In a public notice, the innovation group 18F offered a glimpse into the data a planned governmentwide login site would collect.

The federal innovation shop 18F is getting closer to testing a system to provide citizens with a single account to access government services.

The planned Login.gov digital identifier could begin an open beta test in about a month, according to an Aug. 24 notice in the Federal Register.

Login.gov is an effort to create a single sign-on to facilitate the delivery of government services. Users will establish an account through a combination of public and private identifiers, including basic biographical information (such as name, date of birth, address, phone number and Social Security number) and information about financial accounts and history.

The account will be assigned a "meaningless but unique identifier number" that presumably is not disclosed outside the system, the notice says. The one-time data used to verify identities is not stored, but the system will maintain some personal information shared by users.

According to the notice, Login.gov does not store the commercial account and identity details used to confirm a user. The construct sounds similar to the data hub that connected the front end of the HealthCare.gov system with the various agency databases needed to determine individuals' eligibility for health insurance under the Affordable Care Act.

The development of a single, secure login for accessing services across the government has been a longtime goal of the Obama administration. Digital identity efforts have sprawled across agencies and taken different forms. The National Strategy for Trusted Identities in Cyberspace, housed at the National Institute of Standards and Technology, led an effort to develop secure online ID-proofing with grants to private-sector researchers and academics. NSTIC is still giving grants, but it is no longer the hub of the digital ID effort.

In an Aug. 25 blog post announcing $15 million in new grant funding, NSTIC Acting Director Mike Garcia wrote, "It's a tricky needle to thread for government to successfully catalyze a marketplace of solutions without government creating the solutions itself."

18F is not bound by those constraints and is working toward a shared-services solution along the lines of the United Kingdom's GOV.UK Verify system. But that's not to say that 18F is not building on the work done by NSTIC. The Login.gov effort will draw on commercial and third-party identity service providers to verify user accounts.

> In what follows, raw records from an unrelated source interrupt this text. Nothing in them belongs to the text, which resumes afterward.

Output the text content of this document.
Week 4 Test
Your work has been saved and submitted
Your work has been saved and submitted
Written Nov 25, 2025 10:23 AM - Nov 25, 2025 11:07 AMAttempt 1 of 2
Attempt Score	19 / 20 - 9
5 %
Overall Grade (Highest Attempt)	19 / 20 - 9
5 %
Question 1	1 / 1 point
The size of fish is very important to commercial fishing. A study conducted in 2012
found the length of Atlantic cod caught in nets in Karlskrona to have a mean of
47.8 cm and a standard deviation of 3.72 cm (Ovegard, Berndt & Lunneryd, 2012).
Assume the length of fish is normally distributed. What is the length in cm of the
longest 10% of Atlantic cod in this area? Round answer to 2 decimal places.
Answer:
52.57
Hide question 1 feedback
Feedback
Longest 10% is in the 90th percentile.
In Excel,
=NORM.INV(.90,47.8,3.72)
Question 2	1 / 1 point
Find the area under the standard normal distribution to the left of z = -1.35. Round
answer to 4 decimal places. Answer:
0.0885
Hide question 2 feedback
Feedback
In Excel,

18F officials are hoping for a system that integrates ID services in days and offers near-real-time alerts about potential fraud and security breach attempts. Users will remain in control of their data, according to the notice, and in a future version of the application, they will have the option of deleting their own information.

Clarification: This story was updated Aug. 29 to reflect the kinds of user data maintained in the planned Login.gov system.